Ramesh Caussy, docteur-ès-sciences de l'École Polytechnique, formé à l'université d'Oxford en technologies Blockchain, s'intéresse actuellement à l'intelligence artificielle (IA) qui entre de plus en plus dans le quotidien de l'homme. Il fait partie des membres de la diaspora mauricienne qui souhaitent aider son pays. Après le choc des effets associés au passage du cyclone Belal, il donne son avis sur plusieurs sujets par rapport au pays et notamment sur l'importance pour Maurice d'avoir un plan de transition énergétique, domaine qu'il connaît bien car Engie, un leader des énergies renouvelables dans le monde, lui a confié une mission sur les nouvelles énergies et les technologies innovantes de décarbonation avec le concours de l'IA.

Vous venez d'être nommé Senior vice-president pour l'Europe, le Moyen-Orient et l'Afrique auprès de Stratence Partners, de même que membre de leur conseil d'administration.
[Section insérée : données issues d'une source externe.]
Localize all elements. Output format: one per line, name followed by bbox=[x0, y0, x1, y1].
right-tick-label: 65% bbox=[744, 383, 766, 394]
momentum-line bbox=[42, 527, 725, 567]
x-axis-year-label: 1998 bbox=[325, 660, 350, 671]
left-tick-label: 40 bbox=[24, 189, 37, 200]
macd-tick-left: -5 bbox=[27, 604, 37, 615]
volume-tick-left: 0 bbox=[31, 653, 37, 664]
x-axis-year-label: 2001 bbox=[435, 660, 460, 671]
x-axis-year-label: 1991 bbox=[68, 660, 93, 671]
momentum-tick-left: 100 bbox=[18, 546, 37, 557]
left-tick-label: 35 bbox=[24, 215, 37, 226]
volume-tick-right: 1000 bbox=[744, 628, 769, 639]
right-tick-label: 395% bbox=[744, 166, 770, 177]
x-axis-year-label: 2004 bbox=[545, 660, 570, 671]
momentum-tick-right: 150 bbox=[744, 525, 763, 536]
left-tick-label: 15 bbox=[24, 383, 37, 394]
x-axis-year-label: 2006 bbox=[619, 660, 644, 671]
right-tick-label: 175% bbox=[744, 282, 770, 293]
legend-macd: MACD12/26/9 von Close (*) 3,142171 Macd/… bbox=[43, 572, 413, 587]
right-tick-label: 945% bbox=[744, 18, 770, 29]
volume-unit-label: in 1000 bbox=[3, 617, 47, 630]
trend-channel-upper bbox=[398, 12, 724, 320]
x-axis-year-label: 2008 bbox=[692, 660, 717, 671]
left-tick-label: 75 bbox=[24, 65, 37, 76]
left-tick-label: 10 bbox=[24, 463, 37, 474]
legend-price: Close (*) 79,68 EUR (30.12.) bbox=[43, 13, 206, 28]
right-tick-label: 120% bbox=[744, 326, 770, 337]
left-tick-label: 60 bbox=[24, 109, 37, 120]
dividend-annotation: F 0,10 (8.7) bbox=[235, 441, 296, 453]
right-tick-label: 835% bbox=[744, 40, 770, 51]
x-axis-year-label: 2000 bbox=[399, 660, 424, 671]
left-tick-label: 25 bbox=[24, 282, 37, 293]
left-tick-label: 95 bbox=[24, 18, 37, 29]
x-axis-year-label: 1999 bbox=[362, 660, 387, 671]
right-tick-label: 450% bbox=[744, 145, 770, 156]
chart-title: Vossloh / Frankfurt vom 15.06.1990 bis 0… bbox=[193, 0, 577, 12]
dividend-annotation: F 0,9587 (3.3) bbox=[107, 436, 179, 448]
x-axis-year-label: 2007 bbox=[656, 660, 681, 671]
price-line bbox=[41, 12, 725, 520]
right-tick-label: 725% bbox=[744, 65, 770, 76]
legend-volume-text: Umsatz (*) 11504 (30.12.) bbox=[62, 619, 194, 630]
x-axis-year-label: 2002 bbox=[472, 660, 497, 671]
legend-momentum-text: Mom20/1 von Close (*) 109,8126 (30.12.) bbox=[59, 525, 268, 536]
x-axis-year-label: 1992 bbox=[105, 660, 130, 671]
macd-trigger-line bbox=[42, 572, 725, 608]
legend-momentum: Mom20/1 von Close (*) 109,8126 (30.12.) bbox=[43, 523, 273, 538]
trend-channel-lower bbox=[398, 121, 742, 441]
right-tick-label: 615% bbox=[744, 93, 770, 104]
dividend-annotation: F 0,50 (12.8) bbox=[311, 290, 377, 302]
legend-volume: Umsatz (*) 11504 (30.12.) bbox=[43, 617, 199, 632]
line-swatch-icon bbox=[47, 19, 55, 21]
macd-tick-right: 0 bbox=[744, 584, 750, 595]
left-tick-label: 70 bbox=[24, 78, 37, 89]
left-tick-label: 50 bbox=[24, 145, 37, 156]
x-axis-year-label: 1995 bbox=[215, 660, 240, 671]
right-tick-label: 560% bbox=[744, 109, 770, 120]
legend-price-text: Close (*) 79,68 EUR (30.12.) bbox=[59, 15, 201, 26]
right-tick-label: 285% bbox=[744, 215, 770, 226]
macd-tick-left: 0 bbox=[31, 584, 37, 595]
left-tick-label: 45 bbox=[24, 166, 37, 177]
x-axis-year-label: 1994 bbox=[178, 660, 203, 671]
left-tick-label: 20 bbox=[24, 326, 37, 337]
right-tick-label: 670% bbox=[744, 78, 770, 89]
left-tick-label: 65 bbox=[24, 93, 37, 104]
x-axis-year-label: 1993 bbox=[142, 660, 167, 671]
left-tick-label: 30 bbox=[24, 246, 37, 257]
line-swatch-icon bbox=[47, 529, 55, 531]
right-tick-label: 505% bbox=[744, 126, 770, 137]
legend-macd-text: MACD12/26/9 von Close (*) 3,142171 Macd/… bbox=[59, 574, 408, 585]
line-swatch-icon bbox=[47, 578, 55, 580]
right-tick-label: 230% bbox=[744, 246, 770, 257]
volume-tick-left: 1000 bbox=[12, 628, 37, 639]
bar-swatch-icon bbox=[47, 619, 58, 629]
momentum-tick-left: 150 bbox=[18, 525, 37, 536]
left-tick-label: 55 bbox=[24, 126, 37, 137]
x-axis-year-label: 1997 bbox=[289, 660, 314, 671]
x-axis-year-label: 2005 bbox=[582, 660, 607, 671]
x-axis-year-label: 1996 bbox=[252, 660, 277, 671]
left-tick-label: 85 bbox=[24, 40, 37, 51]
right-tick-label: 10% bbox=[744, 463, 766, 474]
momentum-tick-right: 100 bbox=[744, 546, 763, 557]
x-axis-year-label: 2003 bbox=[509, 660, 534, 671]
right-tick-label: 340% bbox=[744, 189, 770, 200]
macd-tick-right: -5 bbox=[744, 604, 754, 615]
À quelle innovation devrait-on s'attendre avec ce nouveau développement dans votre parcours professionnel ?

Cela fait longtemps maintenant que je travaille dans l'industrie de la haute technologie, dont plus de 15 ans sur le sujet ayant trait à l'IA et à différents usages qui peuvent être adoptés par nos sociétés. Je suis aujourd'hui enchanté de contribuer à l'intégration de l'IA chez Stratence Partners, avec une approche data centrée sur la création de valeur par l'optimisation des modèles de Pricing. Ces uses cases peu explorés sont pourtant des opportunités majeures de création de pourcentages additionnels de profits mesurables pour les entreprises. Cela veut dire augmenter sa profitabilité grâce à l'IA et aux processus de données. Les approches IA et data, parfois complexes à appliquer, peinent souvent à démontrer leur rentabilité. Ici, nous ne sommes pas dans la recherche ou l'innovation : nous mettons en oeuvre concrètement des systèmes et des stratégies éprouvées. Ma satisfaction est que ces usages IA et data que nous déployons en Europe, vont maintenant être accessibles aux grands groupes mauriciens, même ceux en difficulté, quel que soit leur secteur, afin de renforcer leur profitabilité et sécuriser les emplois.

%

Le Mauricien qui a émigré et qui a obtenu sa naturalisation dans son pays d'accueil referme souvent la porte derrière lui pour de bon. Vous faites partie de la minorité qui rêve de revenir à Maurice. Quelle est votre motivation pour nourrir un tel projet ?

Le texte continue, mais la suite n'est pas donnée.